North Korea revives Guam threat ahead of US-South Korea drills
North Korean state media on Friday renewed a threat to launch missiles toward the US territory of Guam, warning that "reckless moves" by the US would compel Pyongyang to take action.
North Korea first said it was examining a plan to target the Pacific island in August after US President Donald Trump warned the isolated regime would "face fire and fury like the world has never seen" following a US intelligence assessment that North Korea had produced a miniaturized nuclear warhead.
"We have already warned several times that we will take counteractions for self-defense, including a salvo of missiles into waters near the US territory of Guam," the KCNA report quoted Kim Kwang Hak, a researcher at the Institute for American Studies of the North Korean Foreign Ministry, as saying.
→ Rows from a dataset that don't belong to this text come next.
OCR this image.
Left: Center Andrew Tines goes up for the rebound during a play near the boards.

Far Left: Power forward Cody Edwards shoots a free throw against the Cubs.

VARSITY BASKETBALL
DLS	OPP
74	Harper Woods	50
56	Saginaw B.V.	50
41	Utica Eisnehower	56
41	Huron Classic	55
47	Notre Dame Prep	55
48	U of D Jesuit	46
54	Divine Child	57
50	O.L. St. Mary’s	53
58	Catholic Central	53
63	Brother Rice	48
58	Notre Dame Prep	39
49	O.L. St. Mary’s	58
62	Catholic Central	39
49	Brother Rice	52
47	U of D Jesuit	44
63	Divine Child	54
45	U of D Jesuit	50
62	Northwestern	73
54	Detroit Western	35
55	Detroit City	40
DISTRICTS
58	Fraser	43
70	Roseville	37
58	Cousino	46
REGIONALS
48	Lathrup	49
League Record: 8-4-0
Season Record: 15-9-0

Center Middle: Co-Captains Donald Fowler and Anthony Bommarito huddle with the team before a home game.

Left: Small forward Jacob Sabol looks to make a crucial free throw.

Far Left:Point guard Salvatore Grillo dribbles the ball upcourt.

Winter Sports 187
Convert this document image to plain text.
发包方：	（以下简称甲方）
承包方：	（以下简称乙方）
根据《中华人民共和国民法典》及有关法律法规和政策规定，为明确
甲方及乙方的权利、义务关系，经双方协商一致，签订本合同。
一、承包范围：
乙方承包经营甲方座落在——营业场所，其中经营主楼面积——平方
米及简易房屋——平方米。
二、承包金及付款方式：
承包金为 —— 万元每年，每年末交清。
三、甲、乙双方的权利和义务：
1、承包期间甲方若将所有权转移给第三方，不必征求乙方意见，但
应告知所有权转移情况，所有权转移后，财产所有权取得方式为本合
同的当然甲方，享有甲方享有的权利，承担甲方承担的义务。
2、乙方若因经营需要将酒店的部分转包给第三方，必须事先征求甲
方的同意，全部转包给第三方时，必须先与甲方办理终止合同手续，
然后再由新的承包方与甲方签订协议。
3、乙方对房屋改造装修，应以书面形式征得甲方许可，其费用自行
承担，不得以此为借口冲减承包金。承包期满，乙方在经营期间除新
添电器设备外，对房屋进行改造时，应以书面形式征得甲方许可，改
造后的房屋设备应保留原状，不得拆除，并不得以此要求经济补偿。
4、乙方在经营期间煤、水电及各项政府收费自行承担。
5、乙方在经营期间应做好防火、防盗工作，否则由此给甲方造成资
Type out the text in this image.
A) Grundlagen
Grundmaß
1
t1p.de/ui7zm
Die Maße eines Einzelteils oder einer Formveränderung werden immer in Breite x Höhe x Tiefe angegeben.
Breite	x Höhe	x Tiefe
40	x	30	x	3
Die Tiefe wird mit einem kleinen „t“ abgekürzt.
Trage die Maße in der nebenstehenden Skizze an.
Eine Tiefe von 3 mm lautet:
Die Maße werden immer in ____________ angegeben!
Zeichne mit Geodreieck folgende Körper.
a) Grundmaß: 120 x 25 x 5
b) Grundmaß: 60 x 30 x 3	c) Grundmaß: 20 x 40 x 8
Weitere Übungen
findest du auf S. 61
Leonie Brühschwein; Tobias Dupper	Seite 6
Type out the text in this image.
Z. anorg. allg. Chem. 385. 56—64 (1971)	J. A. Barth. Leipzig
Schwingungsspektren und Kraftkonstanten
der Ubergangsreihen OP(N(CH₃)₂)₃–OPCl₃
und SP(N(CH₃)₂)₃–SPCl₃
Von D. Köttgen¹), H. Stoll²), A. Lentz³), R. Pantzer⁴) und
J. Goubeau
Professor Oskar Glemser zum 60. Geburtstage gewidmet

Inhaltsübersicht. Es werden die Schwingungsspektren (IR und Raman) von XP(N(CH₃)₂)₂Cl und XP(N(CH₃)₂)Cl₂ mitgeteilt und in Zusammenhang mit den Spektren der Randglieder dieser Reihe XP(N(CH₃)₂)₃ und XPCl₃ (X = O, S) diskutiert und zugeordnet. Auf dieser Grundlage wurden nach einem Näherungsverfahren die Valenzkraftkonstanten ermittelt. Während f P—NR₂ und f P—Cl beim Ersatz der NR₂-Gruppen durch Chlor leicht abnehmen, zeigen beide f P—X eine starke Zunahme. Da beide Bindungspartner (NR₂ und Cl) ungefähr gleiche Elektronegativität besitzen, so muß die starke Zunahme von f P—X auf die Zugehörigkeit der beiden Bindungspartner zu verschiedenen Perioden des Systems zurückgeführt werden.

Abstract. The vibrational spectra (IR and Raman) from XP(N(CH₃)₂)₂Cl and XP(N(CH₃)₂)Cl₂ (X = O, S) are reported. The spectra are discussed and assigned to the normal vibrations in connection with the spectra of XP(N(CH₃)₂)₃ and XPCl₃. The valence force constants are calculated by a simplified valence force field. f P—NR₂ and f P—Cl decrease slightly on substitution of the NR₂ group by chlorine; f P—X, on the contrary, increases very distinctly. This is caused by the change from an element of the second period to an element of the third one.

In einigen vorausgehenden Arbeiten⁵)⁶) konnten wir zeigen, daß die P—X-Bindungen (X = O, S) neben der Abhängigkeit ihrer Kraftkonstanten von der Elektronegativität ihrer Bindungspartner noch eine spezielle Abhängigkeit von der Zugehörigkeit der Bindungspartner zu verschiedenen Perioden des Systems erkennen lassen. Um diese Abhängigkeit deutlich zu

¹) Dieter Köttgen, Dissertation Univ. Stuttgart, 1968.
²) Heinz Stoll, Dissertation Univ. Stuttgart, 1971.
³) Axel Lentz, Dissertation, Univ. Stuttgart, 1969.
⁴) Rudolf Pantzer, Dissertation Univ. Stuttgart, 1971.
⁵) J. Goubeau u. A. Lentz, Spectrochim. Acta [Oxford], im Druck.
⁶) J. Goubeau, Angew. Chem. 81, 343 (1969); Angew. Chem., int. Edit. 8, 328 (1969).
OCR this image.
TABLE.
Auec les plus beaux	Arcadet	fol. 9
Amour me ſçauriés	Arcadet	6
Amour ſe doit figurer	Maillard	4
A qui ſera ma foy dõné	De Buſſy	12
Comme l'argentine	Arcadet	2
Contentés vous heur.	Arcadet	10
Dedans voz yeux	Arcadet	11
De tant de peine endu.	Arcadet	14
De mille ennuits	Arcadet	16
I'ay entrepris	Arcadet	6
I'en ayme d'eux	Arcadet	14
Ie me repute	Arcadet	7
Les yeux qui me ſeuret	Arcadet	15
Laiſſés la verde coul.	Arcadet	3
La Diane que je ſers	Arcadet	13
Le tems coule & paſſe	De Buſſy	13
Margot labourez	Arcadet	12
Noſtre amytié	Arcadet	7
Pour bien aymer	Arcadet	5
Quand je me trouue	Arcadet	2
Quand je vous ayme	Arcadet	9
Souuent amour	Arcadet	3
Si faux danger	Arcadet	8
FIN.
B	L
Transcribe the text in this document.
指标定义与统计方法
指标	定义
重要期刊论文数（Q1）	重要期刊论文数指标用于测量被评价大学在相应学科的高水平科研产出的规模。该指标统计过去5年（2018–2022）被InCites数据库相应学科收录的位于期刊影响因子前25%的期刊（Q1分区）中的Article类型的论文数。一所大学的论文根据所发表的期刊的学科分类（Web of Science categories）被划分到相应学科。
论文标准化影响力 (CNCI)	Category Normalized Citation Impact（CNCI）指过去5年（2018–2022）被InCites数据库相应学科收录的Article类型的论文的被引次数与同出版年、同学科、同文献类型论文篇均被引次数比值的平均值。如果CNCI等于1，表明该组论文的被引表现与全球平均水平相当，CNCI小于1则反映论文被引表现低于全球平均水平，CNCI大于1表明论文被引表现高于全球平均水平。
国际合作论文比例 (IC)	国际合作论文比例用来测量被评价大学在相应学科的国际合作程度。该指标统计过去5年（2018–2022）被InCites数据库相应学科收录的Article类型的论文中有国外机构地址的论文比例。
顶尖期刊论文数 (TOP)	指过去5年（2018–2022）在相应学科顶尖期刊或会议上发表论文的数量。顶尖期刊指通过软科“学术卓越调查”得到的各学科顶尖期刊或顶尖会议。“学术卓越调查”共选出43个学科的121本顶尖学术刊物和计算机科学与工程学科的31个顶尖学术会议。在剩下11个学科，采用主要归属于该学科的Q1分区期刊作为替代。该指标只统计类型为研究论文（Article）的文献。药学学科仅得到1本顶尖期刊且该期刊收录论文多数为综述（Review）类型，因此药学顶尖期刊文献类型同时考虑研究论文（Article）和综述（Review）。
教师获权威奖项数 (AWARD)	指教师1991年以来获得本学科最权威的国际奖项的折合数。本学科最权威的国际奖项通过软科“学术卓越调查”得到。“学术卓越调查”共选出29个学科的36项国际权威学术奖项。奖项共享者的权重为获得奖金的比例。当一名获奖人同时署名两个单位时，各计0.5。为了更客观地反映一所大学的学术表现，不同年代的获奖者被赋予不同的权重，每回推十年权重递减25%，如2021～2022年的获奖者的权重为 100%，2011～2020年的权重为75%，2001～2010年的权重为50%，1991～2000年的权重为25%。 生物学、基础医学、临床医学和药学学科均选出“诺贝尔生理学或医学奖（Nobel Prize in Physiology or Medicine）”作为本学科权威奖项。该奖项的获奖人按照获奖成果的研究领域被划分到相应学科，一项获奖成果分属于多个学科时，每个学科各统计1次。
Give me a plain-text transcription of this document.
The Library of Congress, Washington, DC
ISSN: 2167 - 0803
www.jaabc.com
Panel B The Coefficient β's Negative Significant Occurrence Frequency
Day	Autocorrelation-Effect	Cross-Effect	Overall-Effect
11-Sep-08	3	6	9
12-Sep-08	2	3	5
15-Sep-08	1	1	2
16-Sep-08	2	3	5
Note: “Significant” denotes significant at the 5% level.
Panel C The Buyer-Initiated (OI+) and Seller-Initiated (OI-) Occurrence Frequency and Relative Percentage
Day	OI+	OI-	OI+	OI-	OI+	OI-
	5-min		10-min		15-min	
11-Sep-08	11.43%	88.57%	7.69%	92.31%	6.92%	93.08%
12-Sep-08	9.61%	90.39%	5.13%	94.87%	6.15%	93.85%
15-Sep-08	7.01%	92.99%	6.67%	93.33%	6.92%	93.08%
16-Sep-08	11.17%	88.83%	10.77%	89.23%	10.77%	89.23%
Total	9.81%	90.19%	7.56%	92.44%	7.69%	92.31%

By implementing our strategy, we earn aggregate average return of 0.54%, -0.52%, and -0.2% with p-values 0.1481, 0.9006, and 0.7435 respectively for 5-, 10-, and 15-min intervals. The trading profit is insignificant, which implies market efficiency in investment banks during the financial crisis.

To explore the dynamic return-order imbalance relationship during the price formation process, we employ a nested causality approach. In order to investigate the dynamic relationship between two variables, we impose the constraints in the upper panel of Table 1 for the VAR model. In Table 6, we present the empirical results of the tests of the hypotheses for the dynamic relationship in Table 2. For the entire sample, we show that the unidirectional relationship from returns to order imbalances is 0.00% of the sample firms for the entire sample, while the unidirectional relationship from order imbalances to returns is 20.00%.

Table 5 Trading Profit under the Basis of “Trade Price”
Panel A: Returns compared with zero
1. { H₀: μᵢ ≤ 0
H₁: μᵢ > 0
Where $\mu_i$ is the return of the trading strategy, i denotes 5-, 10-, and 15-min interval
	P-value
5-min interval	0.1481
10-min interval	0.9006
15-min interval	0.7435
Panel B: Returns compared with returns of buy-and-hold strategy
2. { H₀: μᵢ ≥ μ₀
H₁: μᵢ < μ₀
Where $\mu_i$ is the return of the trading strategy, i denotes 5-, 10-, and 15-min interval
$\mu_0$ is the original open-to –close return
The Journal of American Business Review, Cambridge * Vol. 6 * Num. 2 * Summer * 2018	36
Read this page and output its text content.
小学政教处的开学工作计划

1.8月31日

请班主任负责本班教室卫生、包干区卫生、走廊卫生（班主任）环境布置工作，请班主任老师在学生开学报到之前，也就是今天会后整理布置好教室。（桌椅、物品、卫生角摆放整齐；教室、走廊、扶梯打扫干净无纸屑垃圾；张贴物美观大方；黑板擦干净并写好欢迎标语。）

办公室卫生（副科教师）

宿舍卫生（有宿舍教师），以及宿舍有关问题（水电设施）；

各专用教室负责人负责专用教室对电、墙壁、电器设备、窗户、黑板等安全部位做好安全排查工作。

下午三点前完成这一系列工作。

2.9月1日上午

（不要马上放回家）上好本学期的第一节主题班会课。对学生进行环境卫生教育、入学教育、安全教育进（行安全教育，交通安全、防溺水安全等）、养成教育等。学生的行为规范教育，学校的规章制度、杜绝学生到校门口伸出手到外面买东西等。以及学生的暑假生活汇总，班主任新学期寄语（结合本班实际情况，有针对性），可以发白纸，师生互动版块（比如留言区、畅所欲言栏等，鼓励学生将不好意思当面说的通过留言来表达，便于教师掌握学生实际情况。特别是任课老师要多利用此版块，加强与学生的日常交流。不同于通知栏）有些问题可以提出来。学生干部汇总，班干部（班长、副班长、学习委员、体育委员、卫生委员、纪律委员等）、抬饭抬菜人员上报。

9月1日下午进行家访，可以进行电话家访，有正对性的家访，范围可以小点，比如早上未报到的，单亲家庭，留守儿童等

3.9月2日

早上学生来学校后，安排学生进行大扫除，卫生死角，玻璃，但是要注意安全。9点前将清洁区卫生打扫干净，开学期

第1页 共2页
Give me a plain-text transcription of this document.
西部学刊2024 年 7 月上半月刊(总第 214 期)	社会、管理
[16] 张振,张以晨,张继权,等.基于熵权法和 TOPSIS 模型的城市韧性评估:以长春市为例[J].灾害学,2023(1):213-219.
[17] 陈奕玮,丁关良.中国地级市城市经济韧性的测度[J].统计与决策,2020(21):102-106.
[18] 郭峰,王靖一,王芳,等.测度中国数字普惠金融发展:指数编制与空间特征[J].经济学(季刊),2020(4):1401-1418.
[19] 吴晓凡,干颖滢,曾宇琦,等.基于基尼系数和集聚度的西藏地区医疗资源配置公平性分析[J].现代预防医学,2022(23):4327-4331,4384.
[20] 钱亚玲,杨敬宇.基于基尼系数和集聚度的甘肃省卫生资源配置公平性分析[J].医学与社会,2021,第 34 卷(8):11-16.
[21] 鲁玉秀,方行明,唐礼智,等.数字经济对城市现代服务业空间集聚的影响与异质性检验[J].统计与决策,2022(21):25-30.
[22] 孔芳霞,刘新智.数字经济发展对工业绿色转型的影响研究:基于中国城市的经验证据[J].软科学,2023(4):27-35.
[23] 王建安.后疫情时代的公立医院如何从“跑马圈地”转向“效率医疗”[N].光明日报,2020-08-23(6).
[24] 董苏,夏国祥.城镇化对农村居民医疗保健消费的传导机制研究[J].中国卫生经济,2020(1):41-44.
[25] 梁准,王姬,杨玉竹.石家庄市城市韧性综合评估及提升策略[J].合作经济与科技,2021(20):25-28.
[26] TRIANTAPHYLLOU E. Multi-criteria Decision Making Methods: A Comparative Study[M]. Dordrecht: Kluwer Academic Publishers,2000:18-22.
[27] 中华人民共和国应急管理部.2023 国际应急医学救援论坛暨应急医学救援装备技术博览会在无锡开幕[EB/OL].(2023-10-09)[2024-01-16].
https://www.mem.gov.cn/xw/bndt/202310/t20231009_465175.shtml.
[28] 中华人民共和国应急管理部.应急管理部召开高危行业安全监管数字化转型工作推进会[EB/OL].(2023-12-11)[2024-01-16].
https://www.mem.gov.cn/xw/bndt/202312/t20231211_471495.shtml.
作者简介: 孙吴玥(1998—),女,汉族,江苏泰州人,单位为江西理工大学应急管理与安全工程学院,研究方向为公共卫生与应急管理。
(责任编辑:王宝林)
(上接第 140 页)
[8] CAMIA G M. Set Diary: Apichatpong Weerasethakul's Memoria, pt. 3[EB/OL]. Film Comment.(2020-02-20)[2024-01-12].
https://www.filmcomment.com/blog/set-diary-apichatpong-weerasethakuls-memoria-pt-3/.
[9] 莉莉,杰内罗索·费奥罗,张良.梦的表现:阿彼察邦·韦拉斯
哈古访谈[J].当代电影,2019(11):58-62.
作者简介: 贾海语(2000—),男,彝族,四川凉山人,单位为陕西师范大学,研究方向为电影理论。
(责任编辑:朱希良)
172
"The US military action hardens our determination that the US should be tamed with fire and lets us take our hand closer to the 'trigger' for taking the toughest countermeasure," Kim added.
The latest warnings from Pyongyang follow weeks of rising tensions, which promise to escalate further when US and South Korea joint naval exercises begin Monday.
Joint military exercises are particularly infuriating to Pyongyang. The North Korean government views them as a dress rehearsal for an invasion -- even as the US insists they are purely defensive in nature.
The KCNA report listed a string of perceived US provocations -- including a litany of bombastic threats from President Trump, recent deployments of a US nuclear submarine and aircraft carrier to the region, and a new round of "high intensity" US and South Korea joint naval drills.
The article ended with a familiar warning: that the US would be solely responsible for "pushing the situation on the peninsula to the point of explosion."